The text points out that “Kraft Foods Group Brands, LLC., is a company domiciled in the United States of America, a location that has no relationship with Italy, much less with the origin of Parmigiano Reggiano PDO (the provinces of Parma, Reggio Emilia, and Modena and the neighboring municipalities of the provinces of Mantua and Bologna)”.
“After a three years legal battle with Kraft Foods Group Brands LLC multinational – says the Consortium’s President Nicola Bertinelli – we succeeded in averting the registration of Kraft Parmesan Cheese as a trademark in Ecuador. An action carried out in the interest of Italian producers but also of Ecuadorian consumers, who will no longer run the risk of being misled at the time of purchase”.
THE CONSORTIUM’S BATTLES
The term ‘Parmesan’ evokes the Parmigiano Reggiano PDO Denomination of Origin and, in countries where there is no protection, the average consumer can be easily deceived and led to buy a product that seems Italian but has nothing to do with Italy. This was also confirmed by Ecuadorian authorities.
Parmigiano Reggiano PDO has such strong ties with its area of origin that it would be impossible to reproduce it in any other place, even using the same production techniques.

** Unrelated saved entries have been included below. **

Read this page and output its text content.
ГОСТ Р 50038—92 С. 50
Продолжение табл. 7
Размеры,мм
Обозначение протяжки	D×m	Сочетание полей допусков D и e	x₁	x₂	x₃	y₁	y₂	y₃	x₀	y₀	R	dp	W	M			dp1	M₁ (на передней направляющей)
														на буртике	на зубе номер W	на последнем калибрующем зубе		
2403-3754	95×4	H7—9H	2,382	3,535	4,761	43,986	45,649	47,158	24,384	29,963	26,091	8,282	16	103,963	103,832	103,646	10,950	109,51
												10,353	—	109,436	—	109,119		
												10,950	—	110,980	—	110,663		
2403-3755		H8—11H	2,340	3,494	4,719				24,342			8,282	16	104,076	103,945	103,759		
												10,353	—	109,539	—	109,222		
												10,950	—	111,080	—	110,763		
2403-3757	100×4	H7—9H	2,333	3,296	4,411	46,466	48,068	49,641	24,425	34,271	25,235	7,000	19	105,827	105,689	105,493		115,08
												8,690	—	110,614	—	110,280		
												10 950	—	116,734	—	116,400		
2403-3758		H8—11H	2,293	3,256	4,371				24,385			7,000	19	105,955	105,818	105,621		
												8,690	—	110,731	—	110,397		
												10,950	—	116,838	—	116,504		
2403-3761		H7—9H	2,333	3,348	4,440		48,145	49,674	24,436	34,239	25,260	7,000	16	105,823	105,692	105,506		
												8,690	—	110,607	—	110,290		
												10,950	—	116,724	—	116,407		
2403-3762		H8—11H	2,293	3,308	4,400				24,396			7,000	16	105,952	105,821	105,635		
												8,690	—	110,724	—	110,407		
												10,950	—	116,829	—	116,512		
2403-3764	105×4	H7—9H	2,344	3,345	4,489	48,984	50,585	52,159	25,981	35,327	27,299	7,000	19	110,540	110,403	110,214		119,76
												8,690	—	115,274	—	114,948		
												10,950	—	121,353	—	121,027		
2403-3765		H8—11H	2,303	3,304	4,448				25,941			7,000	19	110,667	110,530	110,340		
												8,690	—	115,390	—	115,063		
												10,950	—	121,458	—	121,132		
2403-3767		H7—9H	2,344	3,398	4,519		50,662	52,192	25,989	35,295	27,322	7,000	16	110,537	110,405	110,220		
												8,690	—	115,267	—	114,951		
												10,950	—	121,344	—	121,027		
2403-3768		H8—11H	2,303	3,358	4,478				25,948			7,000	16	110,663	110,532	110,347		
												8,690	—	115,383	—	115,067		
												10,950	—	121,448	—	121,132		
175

In 2008, the European Court of Justice had ruled that only Parmigiano Reggiano PDO can be sold under the name ‘Parmesan’ within the European Union. Therefore, the use of this term to designate hard and grated cheeses that do not comply with the product specification is a violation within the EU. The judgment of the Court was also a victory for consumers who have thus obtained a strong guarantee of traceability and will be protected from misleading names on the market.
Unfortunately, the regulations protecting the Parmigiano Reggiano PDO name within the European Union do not apply in all countries of the world, opening the door to incorrect uses of the name for cheeses produced in the United States and other countries. The Consortium estimates that the turnover of fake Parmesan outside the European Union is two billion euros, equal to about 200 thousand tons of product and 15 times the total volume of exported Parmigiano Reggiano PDO.